U.S. Inaction Lets Look-Alike Tubes Kill Patients
Thirty-five weeks pregnant, Robin Rodgers was vomiting and losing weight, so her doctor hospitalized her and ordered that she be fed through a tube until the birth of her daughter.
But in a mistake that stemmed from years of lax federal oversight of medical devices, the hospital mixed up the tubes. Instead of snaking a tube through Ms. Rodgers’s nose and into her stomach, the nurse instead coupled the liquid-food bag to a tube that entered a vein.
Putting such food directly into the bloodstream is like pouring concrete down a drain. Ms. Rodgers was soon in agony.
First the baby and then the Rodgers herself died. With so many tubes connected to a body that look alike, and the chronic overwork seen in nursing, it is so easy to make a deadly mistake.
Hospitalized patients often have an array of clear plastic tubing sticking out of their bodies to deliver or extract medicine, nutrition, fluids, gases or blood to veins, arteries, stomachs, skin, lungs or bladders.
Much of the tubing is interchangeable, and with nurses connecting and disconnecting dozens each day, mix-ups happen — sometimes with deadly consequences.
“Nurses should not have to work in an environment where it is even possible to make that kind of mistake,” said Nancy Pratt, a senior vice president at Sharp HealthCare in San Diego who is a vocal advocate for changing the system. “The nuclear power and airline industries would never tolerate a situation where a simple misconnection could lead to a death.”
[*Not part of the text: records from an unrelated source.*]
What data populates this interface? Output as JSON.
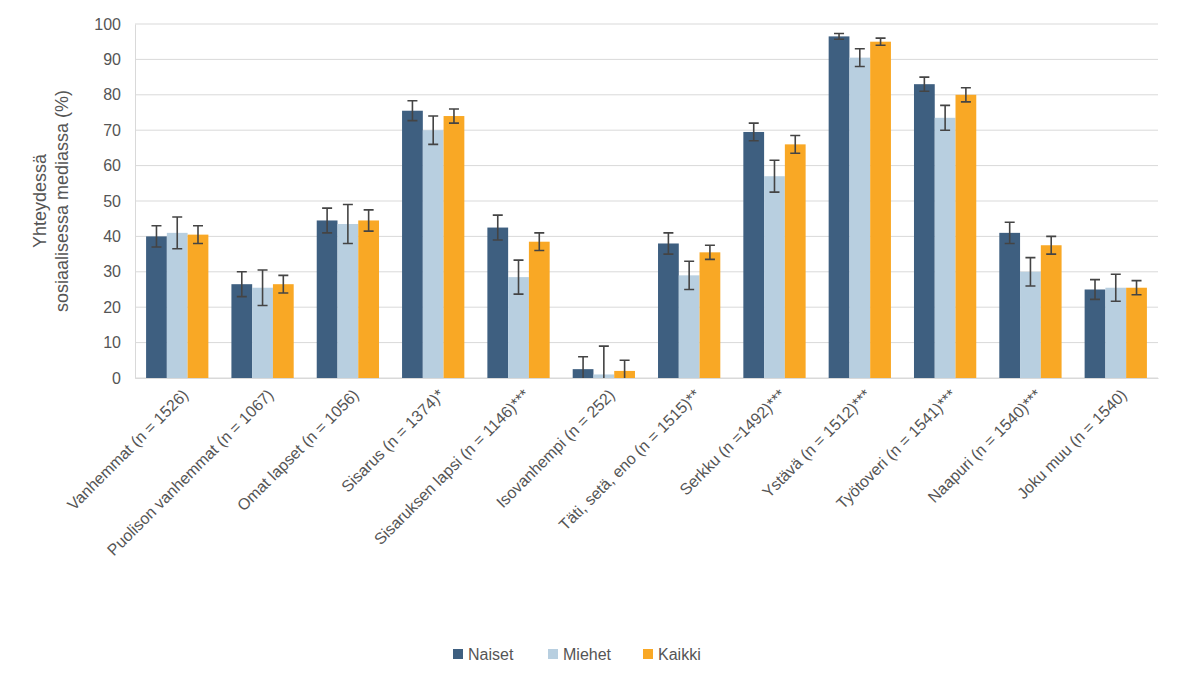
{
  "chart_data": {
    "type": "bar",
    "y_label": "Yhteydessä sosiaalisessa mediassa (%)",
    "categories": [
      "Vanhemmat (n = 1526)",
      "Puolison vanhemmat (n = 1067)",
      "Omat lapset (n = 1056)",
      "Sisarus (n = 1374)*",
      "Sisaruksen lapsi (n = 1146)***",
      "Isovanhempi (n = 252)",
      "Täti, setä, eno (n = 1515)**",
      "Serkku (n =1492)***",
      "Ystävä (n = 1512)***",
      "Työtoveri (n = 1541)***",
      "Naapuri (n = 1540)***",
      "Joku muu (n = 1540)"
    ],
    "series": [
      {
        "name": "Naiset",
        "color": "#3e5f80",
        "values": [
          40,
          26.5,
          44.5,
          75.5,
          42.5,
          2.5,
          38,
          69.5,
          96.5,
          83,
          41,
          25
        ],
        "errors": [
          3,
          3.5,
          3.5,
          2.8,
          3.5,
          3.5,
          3,
          2.5,
          0.8,
          2,
          3,
          2.8
        ]
      },
      {
        "name": "Miehet",
        "color": "#b8cfe0",
        "values": [
          41,
          25.5,
          43.5,
          70,
          28.5,
          1,
          29,
          57,
          90.5,
          73.5,
          30,
          25.5
        ],
        "errors": [
          4.5,
          5,
          5.5,
          4,
          4.8,
          8,
          4,
          4.5,
          2.5,
          3.5,
          4,
          3.8
        ]
      },
      {
        "name": "Kaikki",
        "color": "#f9a825",
        "values": [
          40.5,
          26.5,
          44.5,
          74,
          38.5,
          2,
          35.5,
          66,
          95,
          80,
          37.5,
          25.5
        ],
        "errors": [
          2.5,
          2.5,
          3,
          2,
          2.5,
          3,
          2,
          2.5,
          1,
          2,
          2.5,
          2
        ]
      }
    ],
    "ylim": [
      0,
      100
    ],
    "yticks": [
      0,
      10,
      20,
      30,
      40,
      50,
      60,
      70,
      80,
      90,
      100
    ],
    "grid": true,
    "legend": "bottom"
  }
}
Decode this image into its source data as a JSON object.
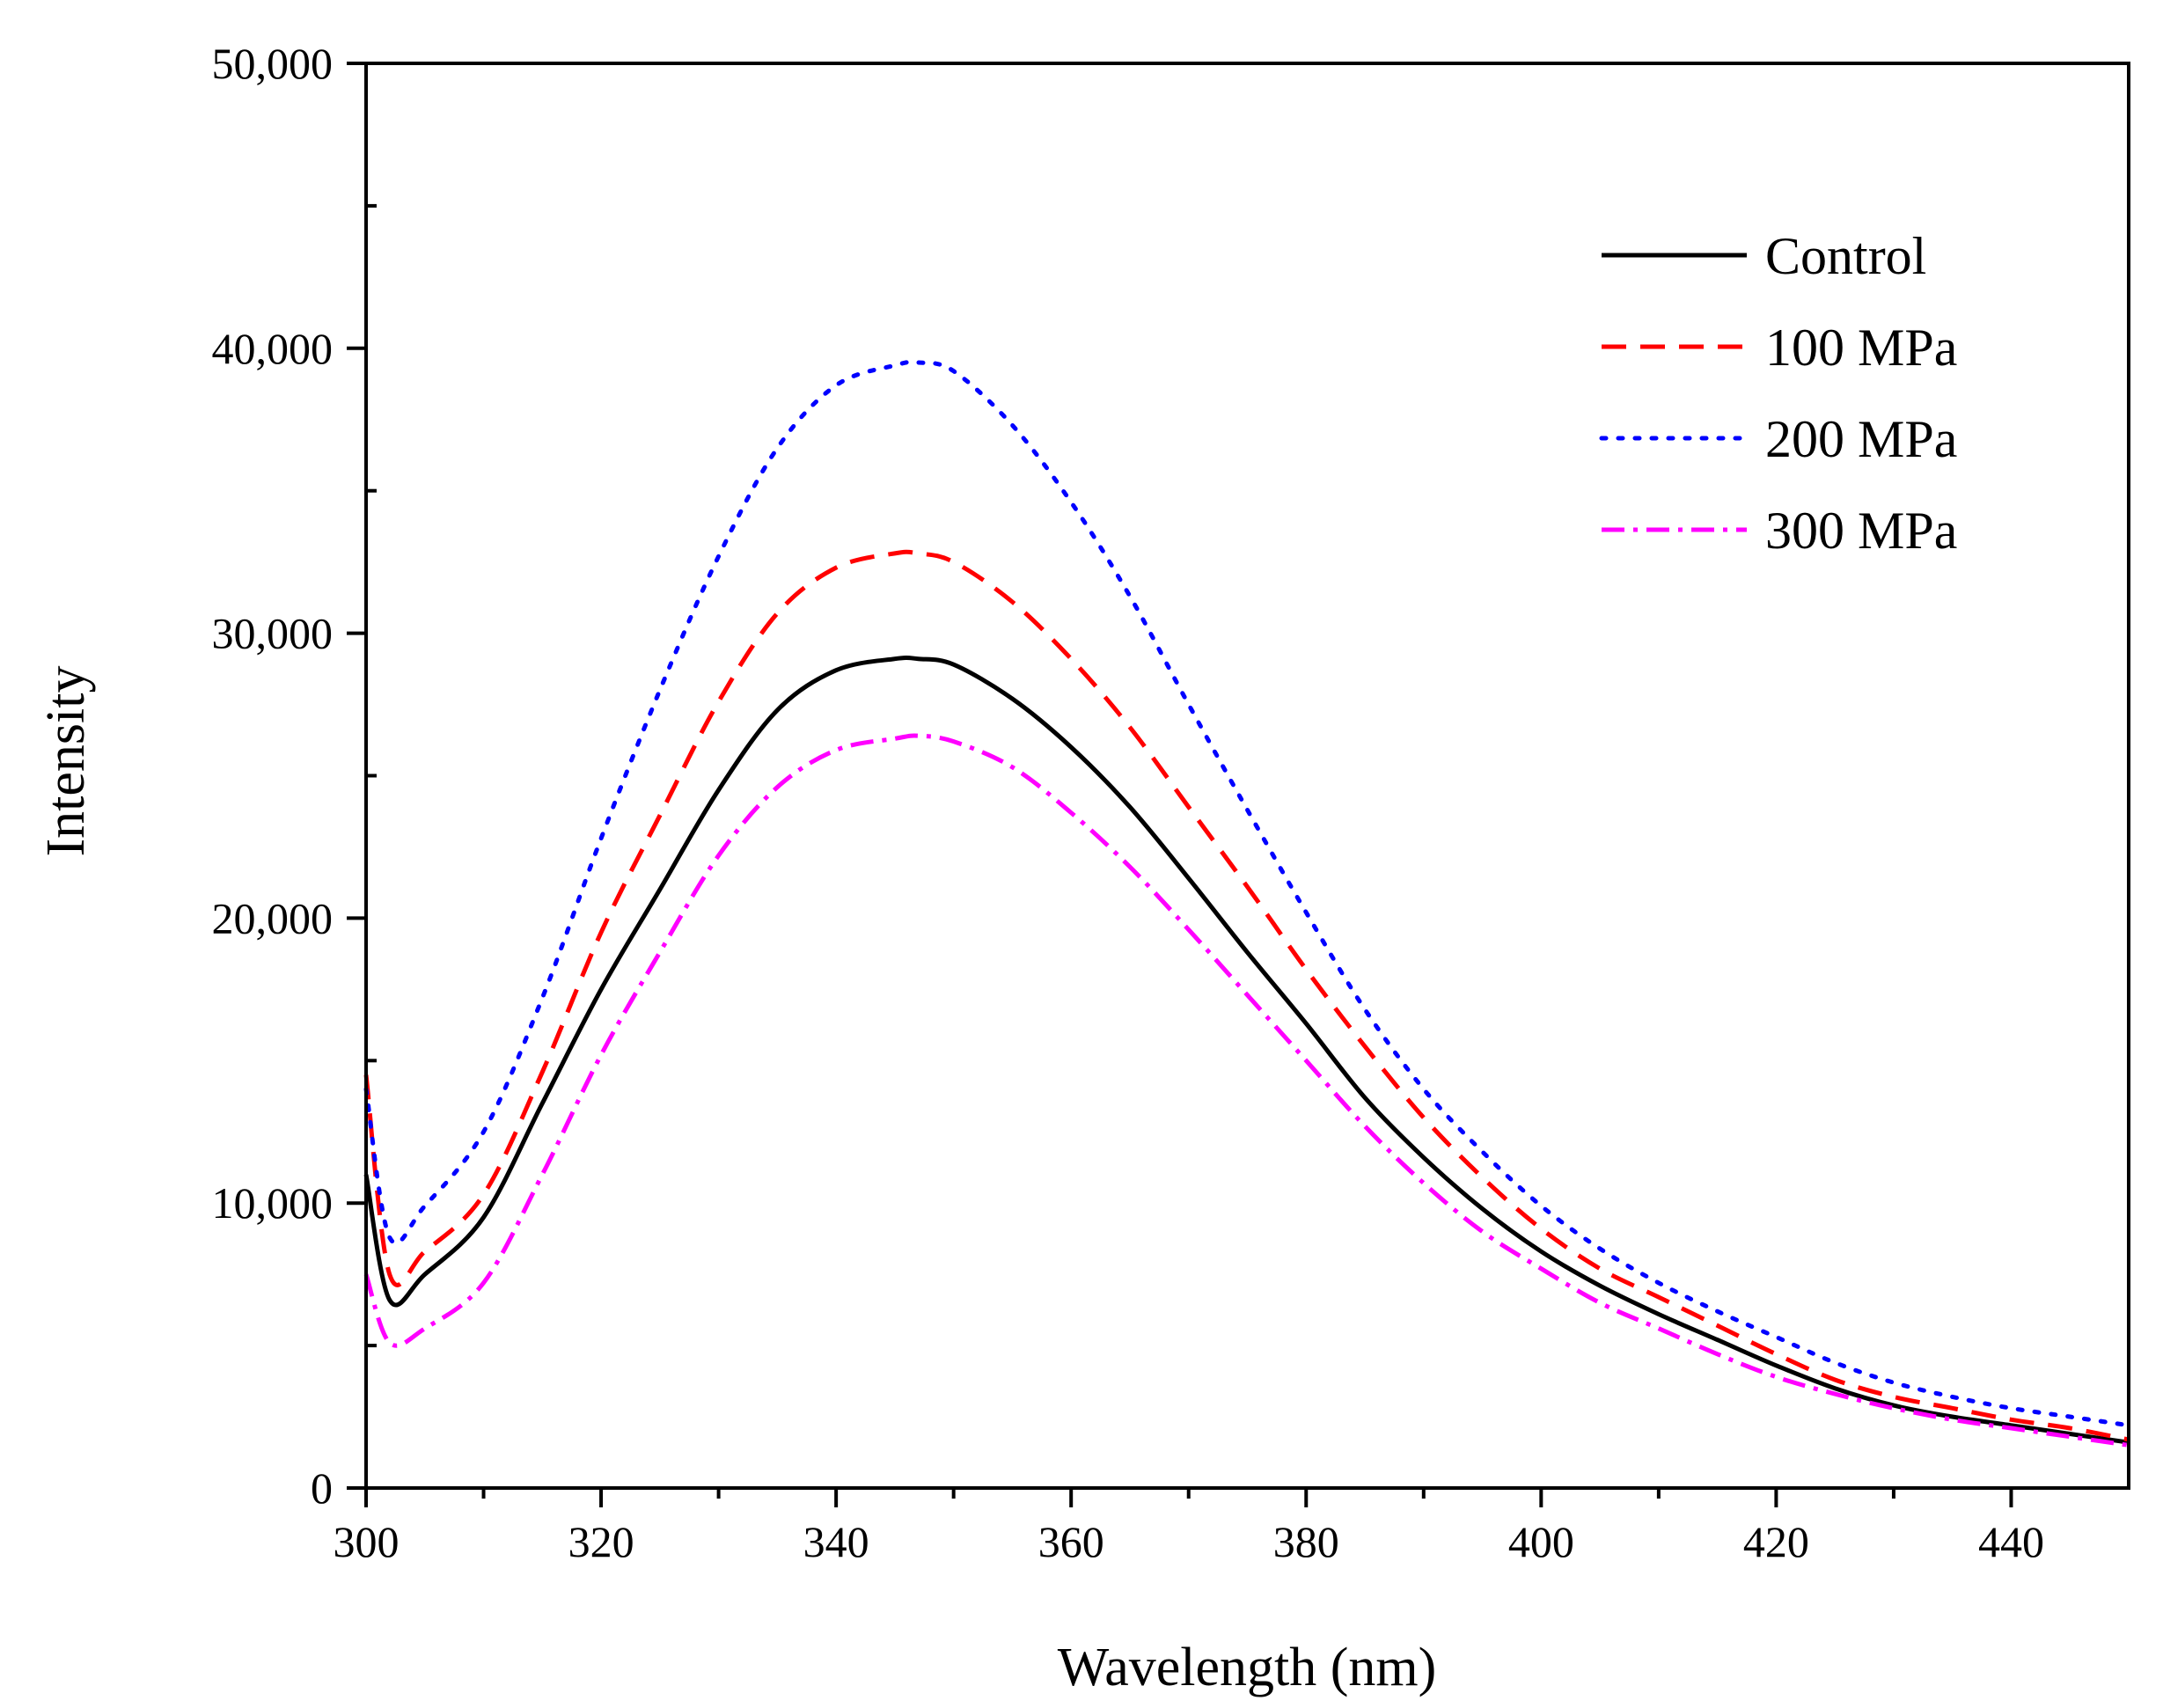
{
  "chart_data": {
    "type": "line",
    "title": "",
    "xlabel": "Wavelength (nm)",
    "ylabel": "Intensity",
    "xlim": [
      300,
      450
    ],
    "ylim": [
      0,
      50000
    ],
    "x_ticks": [
      300,
      320,
      340,
      360,
      380,
      400,
      420,
      440
    ],
    "x_tick_labels": [
      "300",
      "320",
      "340",
      "360",
      "380",
      "400",
      "420",
      "440"
    ],
    "y_ticks": [
      0,
      10000,
      20000,
      30000,
      40000,
      50000
    ],
    "y_tick_labels": [
      "0",
      "10,000",
      "20,000",
      "30,000",
      "40,000",
      "50,000"
    ],
    "grid": false,
    "legend_position": "top-right",
    "x": [
      300,
      302,
      305,
      310,
      315,
      320,
      325,
      330,
      335,
      340,
      345,
      347,
      350,
      355,
      360,
      365,
      370,
      375,
      380,
      385,
      390,
      395,
      400,
      405,
      410,
      415,
      420,
      425,
      430,
      435,
      440,
      445,
      450
    ],
    "series": [
      {
        "name": "Control",
        "color": "#000000",
        "dash": "solid",
        "values": [
          11000,
          6600,
          7500,
          9500,
          13500,
          17500,
          21000,
          24500,
          27300,
          28700,
          29100,
          29100,
          28900,
          27700,
          26000,
          23900,
          21400,
          18800,
          16300,
          13700,
          11600,
          9800,
          8300,
          7100,
          6100,
          5200,
          4300,
          3500,
          2900,
          2500,
          2200,
          1900,
          1600
        ]
      },
      {
        "name": "100 MPa",
        "color": "#ff0000",
        "dash": "dashed",
        "values": [
          14500,
          7500,
          8300,
          10300,
          14600,
          19500,
          23600,
          27600,
          30700,
          32300,
          32800,
          32800,
          32500,
          31100,
          29100,
          26700,
          23900,
          21100,
          18200,
          15500,
          13000,
          10900,
          9100,
          7700,
          6700,
          5700,
          4700,
          3800,
          3200,
          2800,
          2400,
          2100,
          1700
        ]
      },
      {
        "name": "200 MPa",
        "color": "#0000ff",
        "dash": "dotted",
        "values": [
          14000,
          8800,
          9900,
          12500,
          17200,
          22800,
          28000,
          32700,
          36500,
          38700,
          39400,
          39500,
          39200,
          37300,
          34600,
          31300,
          27500,
          23800,
          20200,
          16800,
          14000,
          11800,
          9900,
          8400,
          7200,
          6200,
          5300,
          4400,
          3700,
          3200,
          2800,
          2500,
          2200
        ]
      },
      {
        "name": "300 MPa",
        "color": "#ff00ff",
        "dash": "dashdot",
        "values": [
          7500,
          5100,
          5600,
          7200,
          11000,
          15200,
          18800,
          22200,
          24600,
          25900,
          26300,
          26400,
          26200,
          25300,
          23700,
          21800,
          19600,
          17300,
          15000,
          12700,
          10700,
          9000,
          7700,
          6500,
          5600,
          4700,
          3900,
          3300,
          2800,
          2400,
          2100,
          1800,
          1500
        ]
      }
    ]
  }
}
Performance improvement principles in hospitals these days, in my experience, focus on trying to change the system to make it difficult for mistakes to happen, rather than lay the blame on the person making a mistake (this does not mean that willful acts, however, are treated the same...that's a whole other kettle of fish). But both the Joint Commission, a major accrediting agency, and the hospitals that follow their standards, try to come up with ways to prevent injuries or deaths. You can label the tubes, educate personnel, etc. till you're blue in the face, but the fact of the matter is as long as 1) they look alike and 2) fit together interchangeably there will be problems. The FDA and manufacturers really need to get on the ball about changing that.